1. VASCULAR - OCCLUSION OF THE POSTERIOR CEREBRAL ARTERY
A Sample Case: Upon awakening a young school teacher went to her class and was astonished to find that she could not read the materials on her desk. She tried to read small printed items then large printed items but could not comprehend them.
At her neurologic exam she was intelligent, alert, and well oriented. She demonstrated a right homonymous hemianopsia but other cranial nerves were normal as was her muscular strength and sensory systems. She understood information presented orally or auditorily but could not name letters of the alphabet shown to her visually though she could identify and name them by touch. Her response to letters presented visually was to describe their shape but she could not name what they were. When asked to write her insurance information she did so accurately but couldn’t read back what she wrote.
An homonymous hemianopsia is due to injury to the visual pathway behind the optic chiasm - a visual defect in the right visual field is due to injury on the left side. Such a visual defect would not in itself cause an inability to read, the left visual field would be used instead. Language functions are usually a property of the left hemisphere and injury could result in language difficulties of motor or receptive types. She shows that her motor speech, whether spoken or written, is normal and information presented orally or by touch is handled well. She demonstrates a pure alexia - an inability to read.

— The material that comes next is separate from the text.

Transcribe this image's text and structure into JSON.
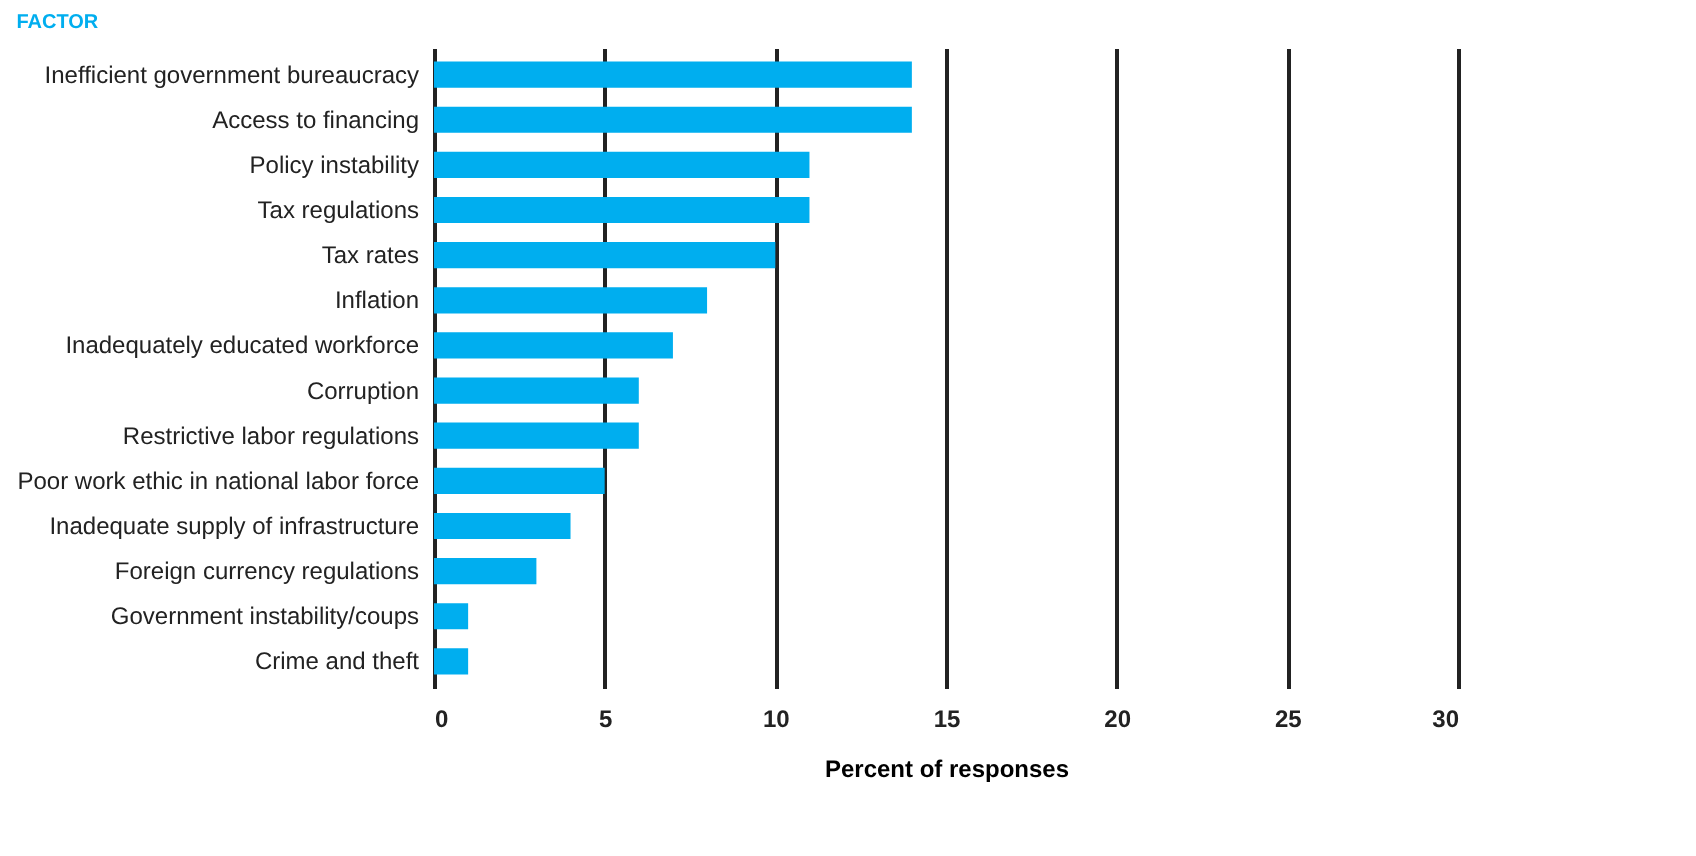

Her post-chiasmal lesion on the left has deprived her left calcarine cortex, which ordinarily would deal with language, of direct visual input. The left visual field and its visual pathway to the right hemisphere is intact (otherwise she would be blind). Visual information from the right visual cortex would ordinarily be transferred to the left hemisphere through the corpus callosum for integration of visual field information. However, here the callosal fibers are damaged. The language dominant left hemisphere gets neither direct input from the right visual field nor indirect input from the left visual field via the corpus callosum hence she cannot comprehend written words.
The suddenness of the loss suggests a vascular etiology and the symptoms are referable to branches of the posterior cerebral artery. Vascular studies demonstrated an occlusion in branches of the left posterior cerebral artery supplying the calcarine cortex and adjacent splenium of the corpus callosum.